ZUS zajął emerytalne składki odkładane przez Panią pracującą w spółce prawa handlowego, która je przesyłała przez 19 lat. Kwota łącznie wyniosła blisko 350 tys. zł, ZUS je przejął i przekazał w całości na rzecz FUS. Powód zdaniem instytucji – nienależne przekazywanie. Którego nikt z ZUS przez blisko 2 dekady nie kwestionował.
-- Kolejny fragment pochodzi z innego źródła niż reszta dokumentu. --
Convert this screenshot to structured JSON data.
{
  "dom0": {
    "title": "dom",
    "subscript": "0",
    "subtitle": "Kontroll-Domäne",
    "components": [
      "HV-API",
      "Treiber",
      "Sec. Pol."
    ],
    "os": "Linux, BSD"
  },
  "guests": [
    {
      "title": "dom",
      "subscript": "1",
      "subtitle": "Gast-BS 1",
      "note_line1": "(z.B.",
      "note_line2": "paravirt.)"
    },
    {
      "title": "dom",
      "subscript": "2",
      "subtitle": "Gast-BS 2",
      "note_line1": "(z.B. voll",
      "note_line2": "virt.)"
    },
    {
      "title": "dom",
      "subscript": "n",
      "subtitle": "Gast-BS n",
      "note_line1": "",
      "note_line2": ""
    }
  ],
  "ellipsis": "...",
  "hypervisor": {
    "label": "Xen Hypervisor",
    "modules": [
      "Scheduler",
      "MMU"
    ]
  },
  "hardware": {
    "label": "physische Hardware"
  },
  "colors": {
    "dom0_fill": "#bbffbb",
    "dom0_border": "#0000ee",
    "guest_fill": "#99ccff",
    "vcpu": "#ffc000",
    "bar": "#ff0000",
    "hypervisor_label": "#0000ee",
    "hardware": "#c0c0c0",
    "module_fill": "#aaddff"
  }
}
Pytania brzmią: czy przekazywane składki do ZUS przez ludzi są ich własnością, czy mamy powtórkę sytuacji z OFE? Czy istnieją w praktyce – zasada prawa do zabezpieczenia społecznego i zasada zaufania do władzy publicznej? Kwestie do wyjaśnienia związane są z adekwatnością i prawidłowością działania ZUS. Nasuwa się tutaj wiele wątpliwości, łącznie z podejrzeniem manipulacji w przekazie medialnym opisywanej sytuacji.
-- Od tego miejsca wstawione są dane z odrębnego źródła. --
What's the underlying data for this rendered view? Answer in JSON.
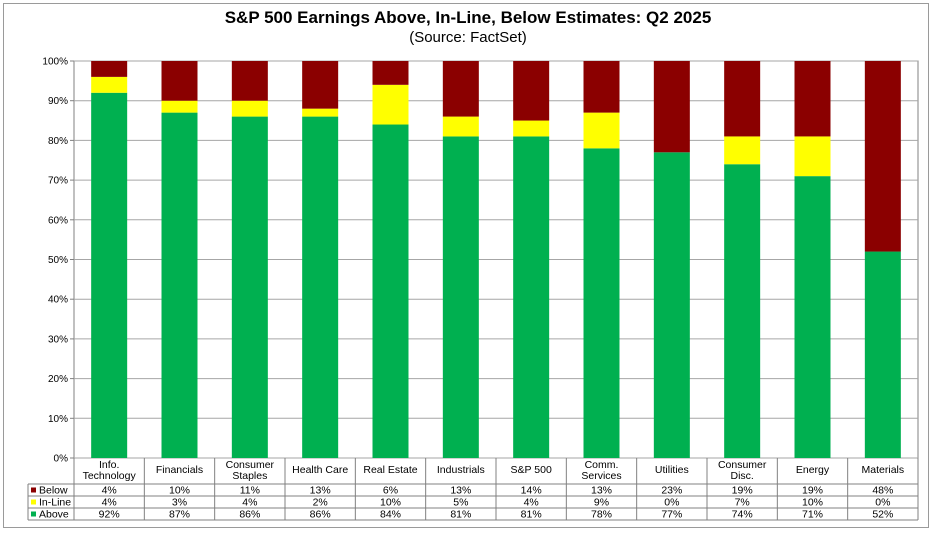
{
  "title": "S&P 500 Earnings Above, In-Line, Below Estimates: Q2 2025",
  "subtitle": "(Source: FactSet)",
  "colors": {
    "Above": "#00b050",
    "In-Line": "#ffff00",
    "Below": "#8b0000"
  },
  "chart_data": {
    "type": "bar",
    "stacked": true,
    "title": "S&P 500 Earnings Above, In-Line, Below Estimates: Q2 2025",
    "subtitle": "(Source: FactSet)",
    "categories": [
      [
        "Info.",
        "Technology"
      ],
      [
        "Financials"
      ],
      [
        "Consumer",
        "Staples"
      ],
      [
        "Health Care"
      ],
      [
        "Real Estate"
      ],
      [
        "Industrials"
      ],
      [
        "S&P 500"
      ],
      [
        "Comm.",
        "Services"
      ],
      [
        "Utilities"
      ],
      [
        "Consumer",
        "Disc."
      ],
      [
        "Energy"
      ],
      [
        "Materials"
      ]
    ],
    "series": [
      {
        "name": "Above",
        "values": [
          92,
          87,
          86,
          86,
          84,
          81,
          81,
          78,
          77,
          74,
          71,
          52
        ]
      },
      {
        "name": "In-Line",
        "values": [
          4,
          3,
          4,
          2,
          10,
          5,
          4,
          9,
          0,
          7,
          10,
          0
        ]
      },
      {
        "name": "Below",
        "values": [
          4,
          10,
          11,
          13,
          6,
          13,
          14,
          13,
          23,
          19,
          19,
          48
        ]
      }
    ],
    "table_rows": [
      "Below",
      "In-Line",
      "Above"
    ],
    "y_ticks": [
      "0%",
      "10%",
      "20%",
      "30%",
      "40%",
      "50%",
      "60%",
      "70%",
      "80%",
      "90%",
      "100%"
    ],
    "ylim": [
      0,
      100
    ],
    "grid": true,
    "legend": "data-table"
  }
}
Takich spraw jest w obrocie prawnym co najmniej kilkaset, czyli realnie rzecz ujmując może ich istnieć wiele tysięcy. Dotyczyć mogą zwłaszcza osób funkcjonujących w spółkach kodeksu spółek handlowych (KSH) i opłacających składki ZUS. Można uznać, że jest to krąg zagrożonych podobną sytuacją. Czyli być może “przewłaszczeniem” odkładanych przez wiele lat składek przez instytucję państwa.
BCC podejmuje interwencję w tej sprawie, służącą pełnemu wyjaśnieniu otoczeniu prawnemu podejmowanych decyzji. Efektem tego powinna być zmiana przepisów prawa, która nie krzywdzi ludzi. Także utworzy podstawę do zwrotu zabranych składek na ubezpieczenie społeczne.